Coaching Olynyk can be kind of complicated. "Sometimes it's a little distracting because I don't necessarily know quite what to do with Kelly because there's a lot of options," Hardy said. "It's a good distraction, it's a good luxury to have. But there's plenty of games where I look back at the film and I'll wish I had done something different with Kelly than I did because he has so many things to offer."

To get the most out of Olynyk, you have to involve him in the offense. He doesn't need to take a ton of shots or have plays run for him -- his 15.3% usage rate this season is the lowest of his career -- but using him as simply a stretch 5 is a waste.

"I have to let him be himself," Hardy said. "Kelly's an artist. He has a creative brain. He does some things maybe not exactly how the book would say they should be done, but Kelly's a heck of a player. And I know for a fact that he is always a net positive on our team in terms of how he engenders ball movement and just the general sentiment of playing as a group."
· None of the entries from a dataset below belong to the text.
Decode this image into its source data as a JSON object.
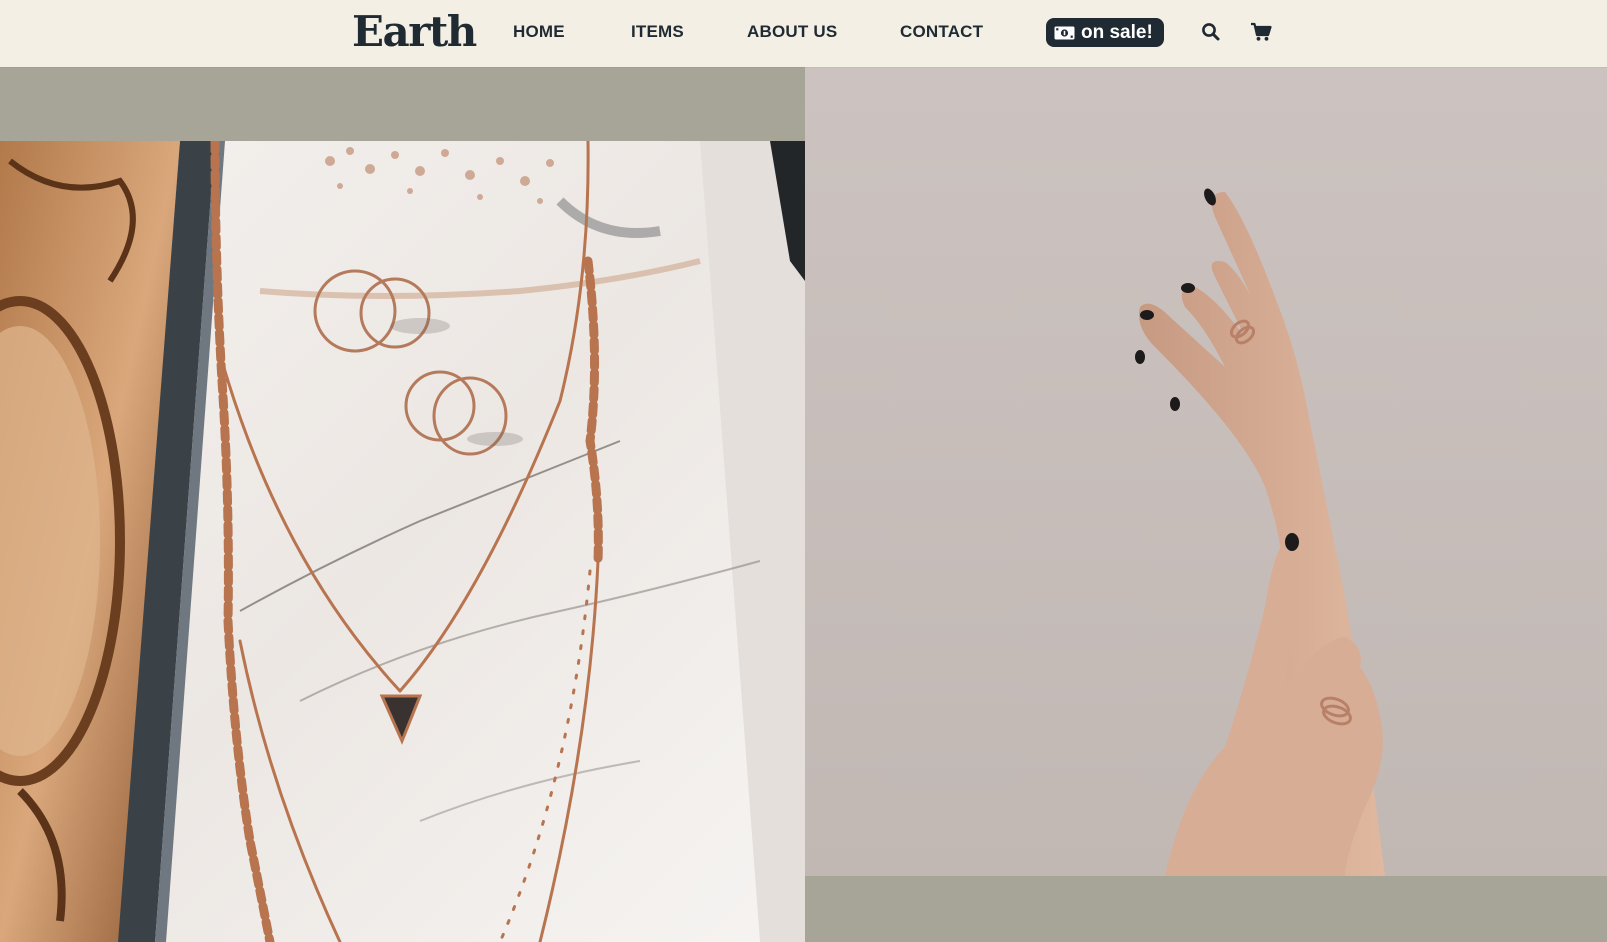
{
  "brand": {
    "logo_text": "Earth"
  },
  "nav": {
    "items": [
      {
        "label": "HOME"
      },
      {
        "label": "ITEMS"
      },
      {
        "label": "ABOUT US"
      },
      {
        "label": "CONTACT"
      }
    ],
    "sale_badge": {
      "label": "on sale!",
      "icon": "money-bill-icon"
    },
    "icons": [
      "search-icon",
      "cart-icon"
    ]
  },
  "hero": {
    "left_image": "jewelry-on-marble-photo",
    "right_image": "hands-with-rings-photo"
  },
  "colors": {
    "header_bg": "#f3efe4",
    "text_dark": "#1f2a32",
    "sage_bg": "#a7a597",
    "badge_bg": "#1f2a32"
  }
}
Hardy spent 90 seconds explaining what Olynyk does for the team, and then the team got on the court at Barclays Center and got absolutely annihilated by the Brooklyn Nets. Even in a 147-114 loss, though, you could see what Hardy was talking about. In a 60-second stretch in the second quarter, Olynyk gifted his teammates easy points on three consecutive possessions with pinpoint passes from the perimeter:

Olynyk has the skill set to fit into any halfcourt offense, but Toronto's is a particularly nice fit. Coach Darko Rajakovic has the Raptors passing much more than they have in recent years, and Olynyk's presence will encourage them to cut into open space. His shooting should make the Immanuel Quickley-Scottie Barnes pick-and-roll pop more, especially when Olynyk is the nominal 5. It also allows him to complement Jakob Poeltl at the 4 spot.
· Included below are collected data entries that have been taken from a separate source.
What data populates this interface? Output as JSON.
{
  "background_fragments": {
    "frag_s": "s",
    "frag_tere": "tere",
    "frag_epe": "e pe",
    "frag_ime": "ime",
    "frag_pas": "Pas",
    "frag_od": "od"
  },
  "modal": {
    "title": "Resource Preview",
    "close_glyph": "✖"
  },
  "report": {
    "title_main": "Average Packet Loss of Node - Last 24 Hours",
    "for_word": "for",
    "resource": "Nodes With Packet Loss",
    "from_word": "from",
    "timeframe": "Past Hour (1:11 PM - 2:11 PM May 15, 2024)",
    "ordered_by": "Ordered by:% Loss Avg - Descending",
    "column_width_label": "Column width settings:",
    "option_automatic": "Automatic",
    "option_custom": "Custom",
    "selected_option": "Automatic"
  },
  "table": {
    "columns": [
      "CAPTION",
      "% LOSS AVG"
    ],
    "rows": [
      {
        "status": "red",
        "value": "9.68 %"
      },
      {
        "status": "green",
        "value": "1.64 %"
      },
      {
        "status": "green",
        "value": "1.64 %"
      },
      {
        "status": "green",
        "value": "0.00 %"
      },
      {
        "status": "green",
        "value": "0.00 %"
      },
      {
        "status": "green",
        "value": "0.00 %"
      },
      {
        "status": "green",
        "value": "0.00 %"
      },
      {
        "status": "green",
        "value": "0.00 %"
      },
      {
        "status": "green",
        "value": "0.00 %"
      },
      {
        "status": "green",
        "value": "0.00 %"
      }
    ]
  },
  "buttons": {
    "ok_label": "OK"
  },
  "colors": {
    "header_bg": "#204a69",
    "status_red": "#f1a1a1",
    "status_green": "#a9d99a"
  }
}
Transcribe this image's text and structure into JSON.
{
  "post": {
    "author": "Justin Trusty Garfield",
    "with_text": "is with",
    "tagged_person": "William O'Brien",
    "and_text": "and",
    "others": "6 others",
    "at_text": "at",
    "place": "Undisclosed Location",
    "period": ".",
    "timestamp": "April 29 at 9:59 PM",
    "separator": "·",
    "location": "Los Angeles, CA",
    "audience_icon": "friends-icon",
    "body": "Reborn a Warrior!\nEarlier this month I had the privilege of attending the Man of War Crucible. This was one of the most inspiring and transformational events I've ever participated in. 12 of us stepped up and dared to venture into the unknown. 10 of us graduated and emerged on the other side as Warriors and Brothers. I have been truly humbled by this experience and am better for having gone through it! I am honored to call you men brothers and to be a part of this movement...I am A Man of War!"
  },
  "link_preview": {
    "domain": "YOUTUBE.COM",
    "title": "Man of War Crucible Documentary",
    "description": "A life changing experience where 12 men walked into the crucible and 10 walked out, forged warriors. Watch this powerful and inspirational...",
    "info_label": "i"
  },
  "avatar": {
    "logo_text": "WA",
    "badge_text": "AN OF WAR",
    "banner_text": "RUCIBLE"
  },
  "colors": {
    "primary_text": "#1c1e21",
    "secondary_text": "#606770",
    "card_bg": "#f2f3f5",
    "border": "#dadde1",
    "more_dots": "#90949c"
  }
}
One way to explain the acquisition, which also brought second-year wing Ochai Agbaji to Toronto and sent a 2024 first-round pick to Utah along with guard Kira Lewis Jr. and forward Otto Porter, is that the Raptors saw it as a good value proposition: Agbaji has upside, they were overstuffed with firsts in a weak draft and Olynyk is way more productive than people realize -- this season Olynyk is averaging only 20.4 minutes, but his numbers (14.3 points, 9.0 rebounds, 7.7 assists per 36 minutes on .562/.429/.842 shooting splits with a 67.7% true shooting percentage) are nuts.

I'd argue, though, that Hardy's 90-second love letter more effectively explains it than the stats do. Olynyk has spent the last couple of years on a rebuilding team, helping an odd mishmash of players cohere into a genuinely fun group that moves the ball, makes quick decisions and overachieves. I'll bet Toronto would like to be that type of team, too.